Again, this thrust sounds humble, yet it is to be parried by recognizing that it doesn’t solve the problem. It merely shifts it, passing the buck from one sinner to many. The fallible man is guarded from erroneous interpretation not by looking to Eastern Orthodoxy as his corrective reference point, but to Scripture, over and over and over.

By arguing that the Christian is so fallible as to not be able to effectively interpret Scripture is to 1. deny the illuminating work of the Holy Spirit and 2. render the Bible unnecessary for contemporary life.

First, the Spirit is faithful to do the work of illumination for the elect who seek the truth in faith. The very Spirit who inspired the Scriptures is the Spirit who dwells within every Christian, guiding the Christian into truth through his provided means of grace, making knowable the meaning of his perspicuous Word (Psalm 119:18) and making humble the heart to receive it (Psalm 119:36).

Second, the Eastern Orthodox argument about the Bible and the Christian makes the Bible functionally unnecessary for contemporary life. If I can’t come to the Bible and understand it on its own terms, without looking to the Eastern Orthodox tradition to provide me understanding and direction, then why should I come to the Bible, lest I be lost in confusion? Why not just go to the tradition, which is apparently my trustworthy source for understanding, training in righteousness, reproof, instruction, and every good work?  Is it any surprise that the “sermon” preached at the local EO meeting was about five minutes long of shallow speech, tacked onto the end of an hour-long meeting? Why make the superfluous central?

But, alas, we know that sanctification is the will of God for his people. And sanctification is in truth, which Christ himself defines as God’s Word. Any system which functionally discourages every Christian from acting like a Berean and pouring over the Scriptures, to understand them on their own terms and apply them with fidelity, is a faulty system.

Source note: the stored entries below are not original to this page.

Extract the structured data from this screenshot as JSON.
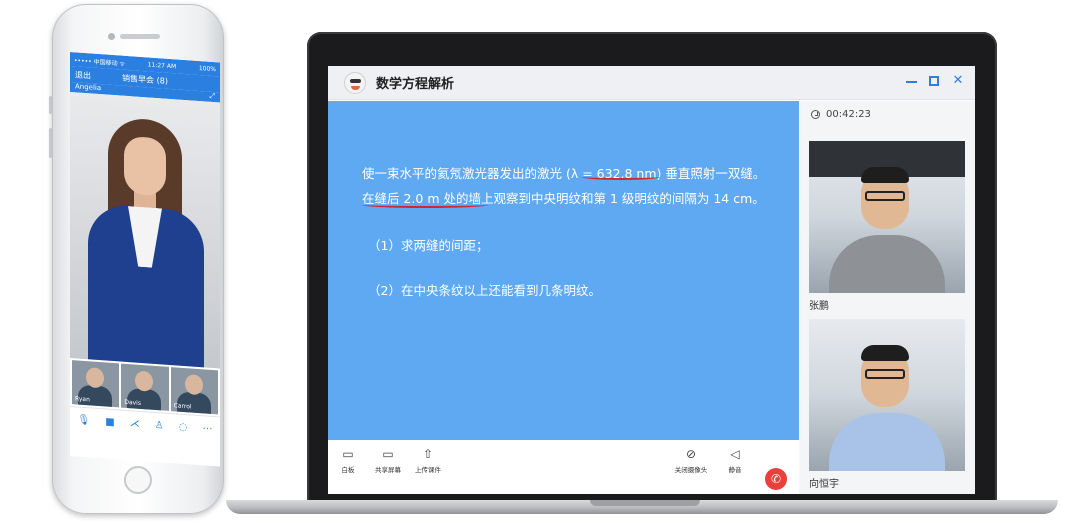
{
  "phone": {
    "status_left": "••••• 中国移动 ᯤ",
    "status_time": "11:27 AM",
    "status_right": "100%",
    "nav_back": "退出",
    "nav_title": "销售早会 (8)",
    "presenter": "Angelia",
    "thumbs": [
      "Ryan",
      "Davis",
      "Carrol"
    ],
    "bar_icons": [
      "mic-icon",
      "camera-icon",
      "share-icon",
      "user-icon",
      "chat-icon",
      "more-icon"
    ]
  },
  "app": {
    "title": "数学方程解析",
    "window_controls": [
      "minimize",
      "maximize",
      "close"
    ],
    "question": {
      "line1": "使一束水平的氦氖激光器发出的激光 (λ = 632.8 nm) 垂直照射一双缝。",
      "line2": "在缝后 2.0 m 处的墙上观察到中央明纹和第 1 级明纹的间隔为 14 cm。",
      "part1": "（1）求两缝的间距；",
      "part2": "（2）在中央条纹以上还能看到几条明纹。"
    },
    "timer": "00:42:23",
    "participants": [
      {
        "name": "张鹏",
        "shirt_color": "#8e9196"
      },
      {
        "name": "向恒宇",
        "shirt_color": "#a9c3e8"
      }
    ],
    "toolbar": {
      "whiteboard": "白板",
      "share_screen": "共享屏幕",
      "upload": "上传课件",
      "camera_off": "关闭摄像头",
      "mute": "静音"
    },
    "colors": {
      "accent": "#2b7fe0",
      "board": "#5fa9f2",
      "annotation": "#d3262b",
      "hangup": "#e8403a"
    }
  }
}
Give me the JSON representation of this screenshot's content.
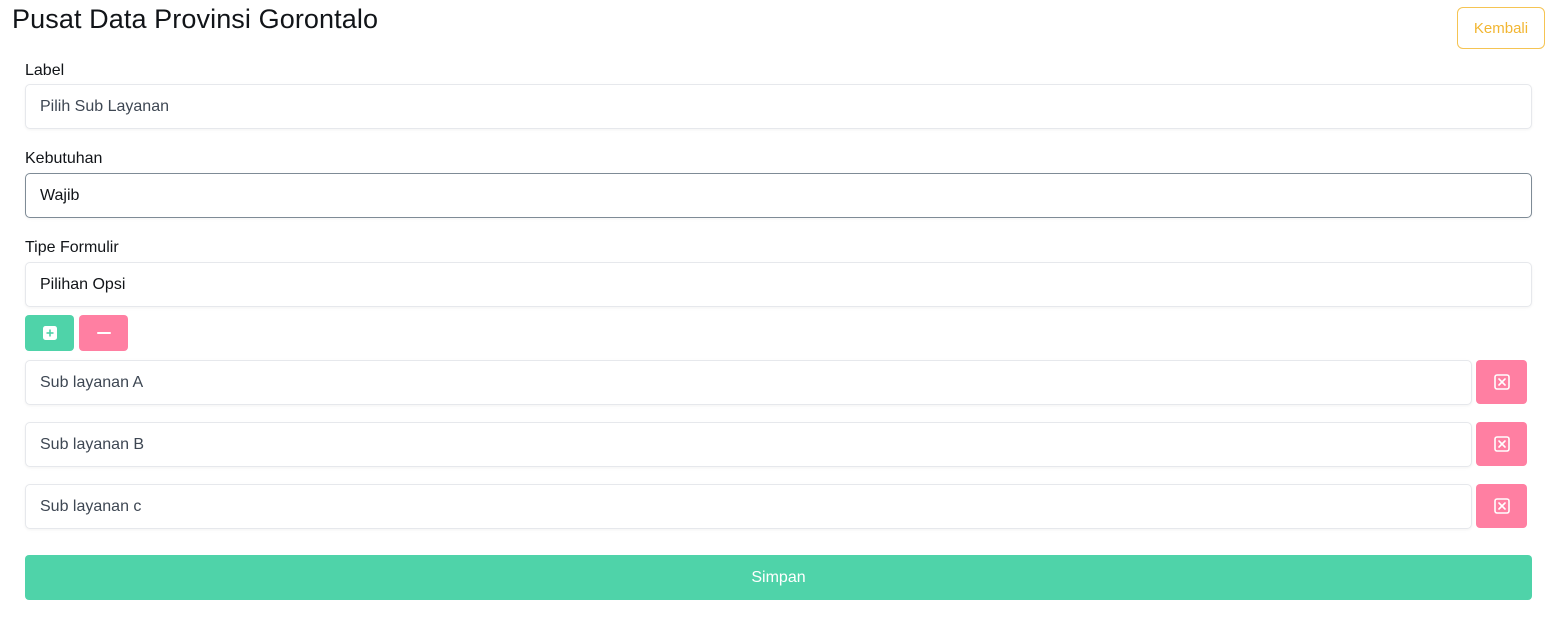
{
  "header": {
    "title": "Pusat Data Provinsi Gorontalo",
    "back_label": "Kembali"
  },
  "form": {
    "label_field": {
      "label": "Label",
      "value": "Pilih Sub Layanan"
    },
    "requirement_field": {
      "label": "Kebutuhan",
      "value": "Wajib"
    },
    "form_type_field": {
      "label": "Tipe Formulir",
      "value": "Pilihan Opsi"
    },
    "options": [
      {
        "value": "Sub layanan A"
      },
      {
        "value": "Sub layanan B"
      },
      {
        "value": "Sub layanan c"
      }
    ],
    "save_label": "Simpan"
  },
  "colors": {
    "accent_green": "#4fd3a9",
    "accent_pink": "#ff7fa2",
    "back_yellow": "#f2b632"
  },
  "icons": {
    "add": "plus-square-icon",
    "remove_all": "minus-icon",
    "remove_item": "close-square-icon"
  }
}
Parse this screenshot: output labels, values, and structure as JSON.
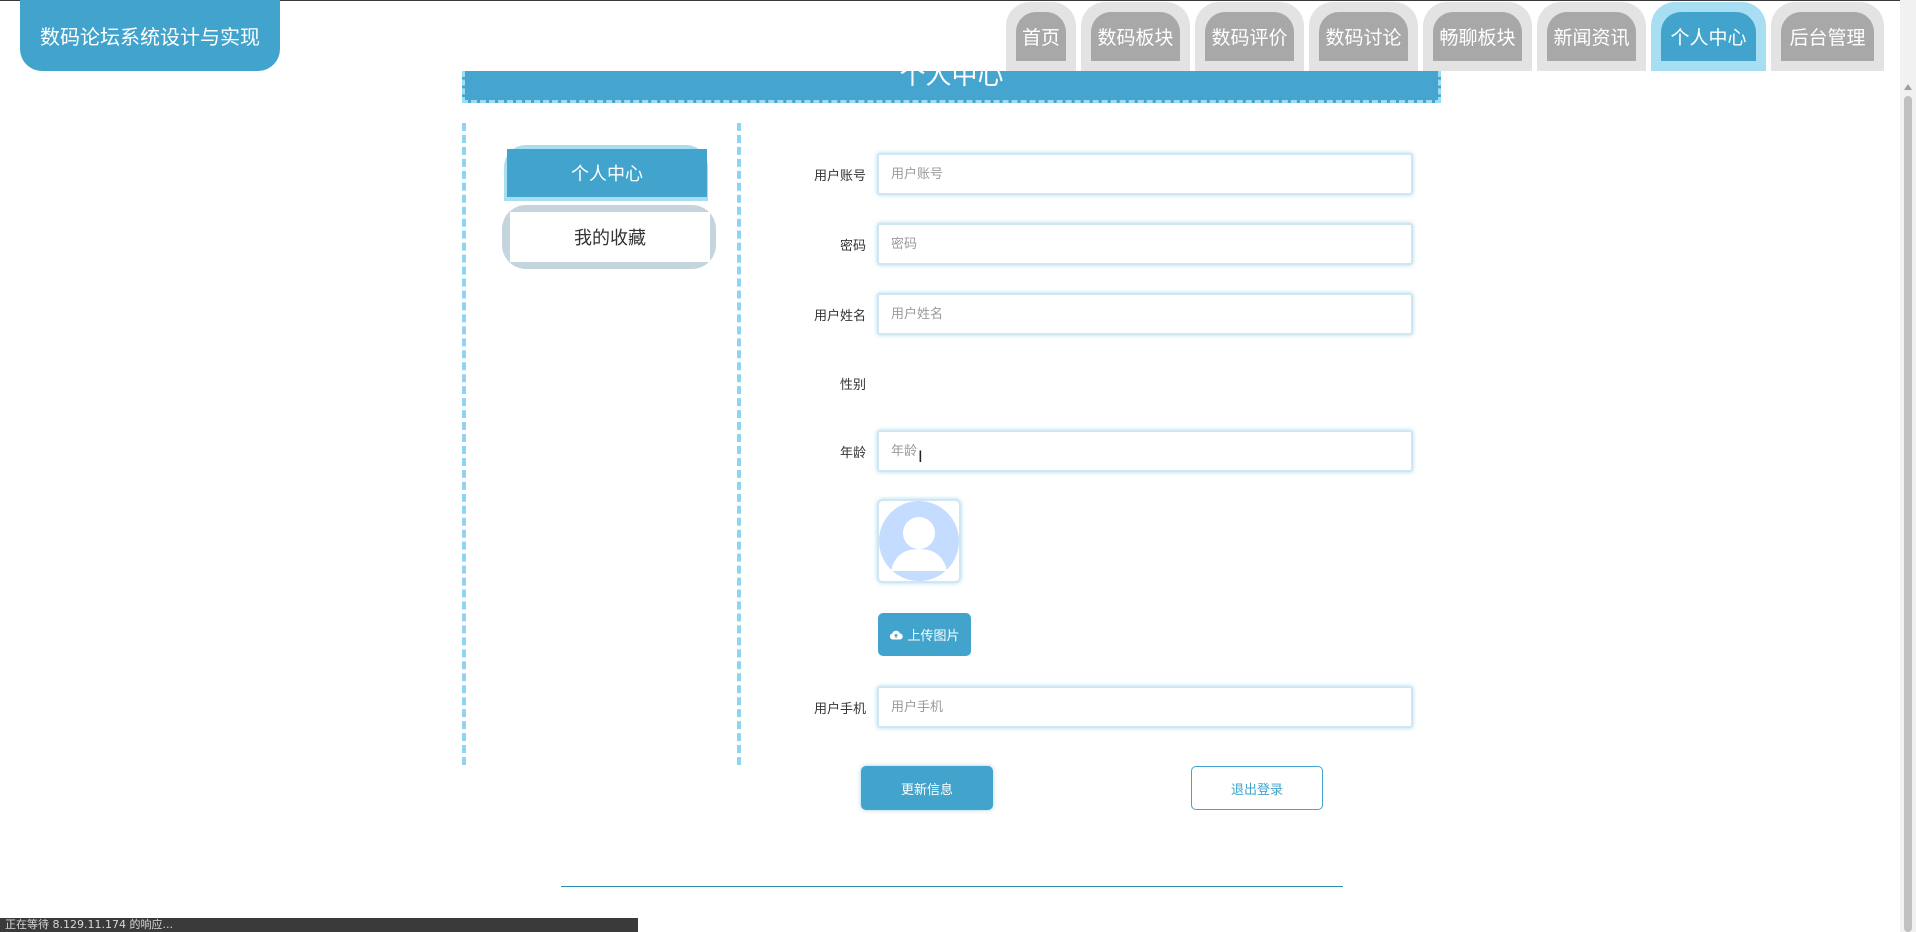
{
  "header": {
    "site_title": "数码论坛系统设计与实现",
    "nav": [
      {
        "label": "首页",
        "active": false
      },
      {
        "label": "数码板块",
        "active": false
      },
      {
        "label": "数码评价",
        "active": false
      },
      {
        "label": "数码讨论",
        "active": false
      },
      {
        "label": "畅聊板块",
        "active": false
      },
      {
        "label": "新闻资讯",
        "active": false
      },
      {
        "label": "个人中心",
        "active": true
      },
      {
        "label": "后台管理",
        "active": false
      }
    ]
  },
  "banner": {
    "title": "个人中心"
  },
  "sidebar": {
    "items": [
      {
        "label": "个人中心",
        "active": true
      },
      {
        "label": "我的收藏",
        "active": false
      }
    ]
  },
  "form": {
    "account": {
      "label": "用户账号",
      "placeholder": "用户账号",
      "value": ""
    },
    "password": {
      "label": "密码",
      "placeholder": "密码",
      "value": ""
    },
    "name": {
      "label": "用户姓名",
      "placeholder": "用户姓名",
      "value": ""
    },
    "gender": {
      "label": "性别"
    },
    "age": {
      "label": "年龄",
      "placeholder": "年龄",
      "value": ""
    },
    "avatar": {
      "icon": "user-avatar-placeholder"
    },
    "upload_label": "上传图片",
    "upload_icon": "cloud-upload-icon",
    "phone": {
      "label": "用户手机",
      "placeholder": "用户手机",
      "value": ""
    },
    "update_label": "更新信息",
    "logout_label": "退出登录"
  },
  "status_bar": {
    "text": "正在等待 8.129.11.174 的响应..."
  },
  "colors": {
    "accent": "#42a4cd",
    "accent_light": "#a8def2",
    "nav_inactive": "#a8a8a8",
    "dashed_border": "#8fd5f1"
  }
}
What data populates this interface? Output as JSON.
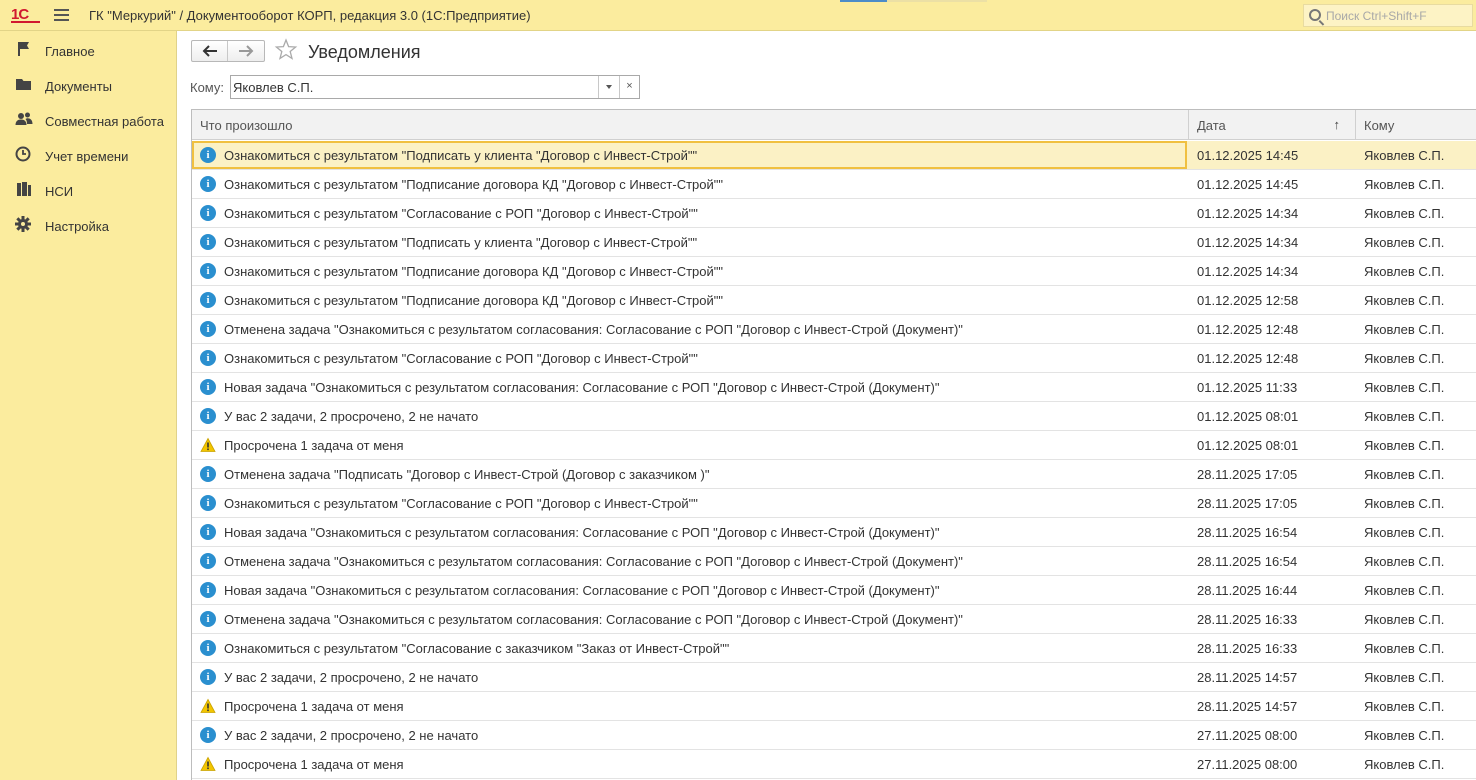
{
  "app": {
    "title": "ГК \"Меркурий\" / Документооборот КОРП, редакция 3.0  (1С:Предприятие)",
    "logo": "1С",
    "search_placeholder": "Поиск Ctrl+Shift+F"
  },
  "sidebar": {
    "items": [
      {
        "label": "Главное",
        "icon": "flag-icon"
      },
      {
        "label": "Документы",
        "icon": "folder-icon"
      },
      {
        "label": "Совместная работа",
        "icon": "people-icon"
      },
      {
        "label": "Учет времени",
        "icon": "clock-icon"
      },
      {
        "label": "НСИ",
        "icon": "books-icon"
      },
      {
        "label": "Настройка",
        "icon": "gear-icon"
      }
    ]
  },
  "page": {
    "title": "Уведомления",
    "filter_label": "Кому:",
    "filter_value": "Яковлев С.П.",
    "clear_glyph": "×"
  },
  "table": {
    "columns": [
      "Что произошло",
      "Дата",
      "Кому"
    ],
    "sort_glyph": "↑",
    "rows": [
      {
        "icon": "info",
        "text": "Ознакомиться с результатом \"Подписать у клиента  \"Договор с Инвест-Строй\"\"",
        "date": "01.12.2025 14:45",
        "to": "Яковлев С.П."
      },
      {
        "icon": "info",
        "text": "Ознакомиться с результатом \"Подписание договора КД  \"Договор с Инвест-Строй\"\"",
        "date": "01.12.2025 14:45",
        "to": "Яковлев С.П."
      },
      {
        "icon": "info",
        "text": "Ознакомиться с результатом \"Согласование с РОП  \"Договор с Инвест-Строй\"\"",
        "date": "01.12.2025 14:34",
        "to": "Яковлев С.П."
      },
      {
        "icon": "info",
        "text": "Ознакомиться с результатом \"Подписать у клиента  \"Договор с Инвест-Строй\"\"",
        "date": "01.12.2025 14:34",
        "to": "Яковлев С.П."
      },
      {
        "icon": "info",
        "text": "Ознакомиться с результатом \"Подписание договора КД  \"Договор с Инвест-Строй\"\"",
        "date": "01.12.2025 14:34",
        "to": "Яковлев С.П."
      },
      {
        "icon": "info",
        "text": "Ознакомиться с результатом \"Подписание договора КД  \"Договор с Инвест-Строй\"\"",
        "date": "01.12.2025 12:58",
        "to": "Яковлев С.П."
      },
      {
        "icon": "info",
        "text": "Отменена задача \"Ознакомиться с результатом согласования: Согласование с РОП \"Договор с Инвест-Строй (Документ)\"",
        "date": "01.12.2025 12:48",
        "to": "Яковлев С.П."
      },
      {
        "icon": "info",
        "text": "Ознакомиться с результатом \"Согласование с РОП  \"Договор с Инвест-Строй\"\"",
        "date": "01.12.2025 12:48",
        "to": "Яковлев С.П."
      },
      {
        "icon": "info",
        "text": "Новая задача \"Ознакомиться с результатом согласования: Согласование с РОП \"Договор с Инвест-Строй (Документ)\"",
        "date": "01.12.2025 11:33",
        "to": "Яковлев С.П."
      },
      {
        "icon": "info",
        "text": "У вас 2 задачи, 2 просрочено, 2 не начато",
        "date": "01.12.2025 08:01",
        "to": "Яковлев С.П."
      },
      {
        "icon": "warning",
        "text": "Просрочена 1 задача от меня",
        "date": "01.12.2025 08:01",
        "to": "Яковлев С.П."
      },
      {
        "icon": "info",
        "text": "Отменена задача \"Подписать \"Договор с Инвест-Строй (Договор с заказчиком )\"",
        "date": "28.11.2025 17:05",
        "to": "Яковлев С.П."
      },
      {
        "icon": "info",
        "text": "Ознакомиться с результатом \"Согласование с РОП  \"Договор с Инвест-Строй\"\"",
        "date": "28.11.2025 17:05",
        "to": "Яковлев С.П."
      },
      {
        "icon": "info",
        "text": "Новая задача \"Ознакомиться с результатом согласования: Согласование с РОП \"Договор с Инвест-Строй (Документ)\"",
        "date": "28.11.2025 16:54",
        "to": "Яковлев С.П."
      },
      {
        "icon": "info",
        "text": "Отменена задача \"Ознакомиться с результатом согласования: Согласование с РОП \"Договор с Инвест-Строй (Документ)\"",
        "date": "28.11.2025 16:54",
        "to": "Яковлев С.П."
      },
      {
        "icon": "info",
        "text": "Новая задача \"Ознакомиться с результатом согласования: Согласование с РОП \"Договор с Инвест-Строй (Документ)\"",
        "date": "28.11.2025 16:44",
        "to": "Яковлев С.П."
      },
      {
        "icon": "info",
        "text": "Отменена задача \"Ознакомиться с результатом согласования: Согласование с РОП \"Договор с Инвест-Строй (Документ)\"",
        "date": "28.11.2025 16:33",
        "to": "Яковлев С.П."
      },
      {
        "icon": "info",
        "text": "Ознакомиться с результатом \"Согласование с заказчиком  \"Заказ от Инвест-Строй\"\"",
        "date": "28.11.2025 16:33",
        "to": "Яковлев С.П."
      },
      {
        "icon": "info",
        "text": "У вас 2 задачи, 2 просрочено, 2 не начато",
        "date": "28.11.2025 14:57",
        "to": "Яковлев С.П."
      },
      {
        "icon": "warning",
        "text": "Просрочена 1 задача от меня",
        "date": "28.11.2025 14:57",
        "to": "Яковлев С.П."
      },
      {
        "icon": "info",
        "text": "У вас 2 задачи, 2 просрочено, 2 не начато",
        "date": "27.11.2025 08:00",
        "to": "Яковлев С.П."
      },
      {
        "icon": "warning",
        "text": "Просрочена 1 задача от меня",
        "date": "27.11.2025 08:00",
        "to": "Яковлев С.П."
      }
    ]
  },
  "colors": {
    "panel_bg": "#fbec9e",
    "selected_row": "#fbf1c5",
    "selection_border": "#f0c040",
    "info_icon": "#2a8fcf",
    "warning_icon": "#f2c500",
    "logo_red": "#d1192f"
  }
}
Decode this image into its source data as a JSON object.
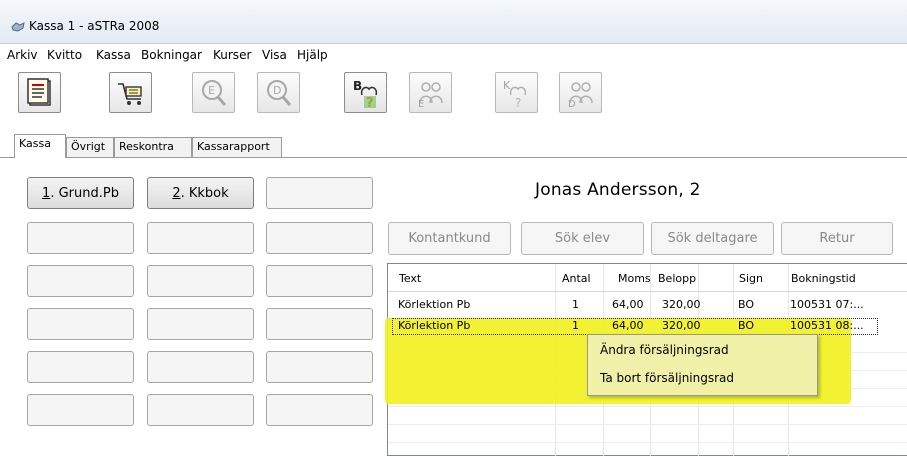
{
  "window": {
    "title": "Kassa 1 - aSTRa 2008",
    "icon": "app-icon"
  },
  "menu": {
    "items": [
      "Arkiv",
      "Kvitto",
      "Kassa",
      "Bokningar",
      "Kurser",
      "Visa",
      "Hjälp"
    ]
  },
  "toolbar": {
    "buttons": [
      {
        "icon": "document-list-icon",
        "enabled": true
      },
      {
        "icon": "shopping-cart-icon",
        "enabled": true
      },
      {
        "icon": "search-e-icon",
        "enabled": false
      },
      {
        "icon": "search-d-icon",
        "enabled": false
      },
      {
        "icon": "booking-b-question-icon",
        "enabled": true
      },
      {
        "icon": "people-e-icon",
        "enabled": false
      },
      {
        "icon": "people-k-question-icon",
        "enabled": false
      },
      {
        "icon": "people-d-icon",
        "enabled": false
      }
    ]
  },
  "tabs": [
    "Kassa",
    "Övrigt",
    "Reskontra",
    "Kassarapport"
  ],
  "active_tab": "Kassa",
  "quick_buttons": {
    "grund": {
      "key": "1",
      "rest": ". Grund.Pb"
    },
    "kkbok": {
      "key": "2",
      "rest": ". Kkbok"
    }
  },
  "customer": {
    "name": "Jonas Andersson, 2"
  },
  "actions": {
    "kontantkund": "Kontantkund",
    "sok_elev": "Sök elev",
    "sok_deltagare": "Sök deltagare",
    "retur": "Retur"
  },
  "sales_table": {
    "headers": {
      "text": "Text",
      "antal": "Antal",
      "moms": "Moms",
      "belopp": "Belopp",
      "sign": "Sign",
      "bokningstid": "Bokningstid"
    },
    "rows": [
      {
        "text": "Körlektion Pb",
        "antal": "1",
        "moms": "64,00",
        "belopp": "320,00",
        "sign": "BO",
        "bokningstid": "100531 07:..."
      },
      {
        "text": "Körlektion Pb",
        "antal": "1",
        "moms": "64,00",
        "belopp": "320,00",
        "sign": "BO",
        "bokningstid": "100531 08:..."
      }
    ]
  },
  "context_menu": {
    "items": [
      "Ändra försäljningsrad",
      "Ta bort försäljningsrad"
    ]
  },
  "colors": {
    "highlight": "#f1f122",
    "context_menu_bg": "#f0f0a8"
  }
}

Especially at a time in the West when the past is disrespected and the future is lustfully focused upon with revolutionary zeal, Eastern Orthodoxy can be attractive to some, to those looking to be rooted in something grand and ancient and lasting. But the oldness of something, the robustness of a tradition, is not that which merits your allegiance. God has spoken and speaks today. His Word, not a tradition, is to be preached. His Word, not a tradition, is to be read. His Word, not a tradition, is to be studied. His Word, not a tradition, is to be believed. His Word, not a tradition, is to be obeyed. We are to build the entirety of our lives on the Word of God.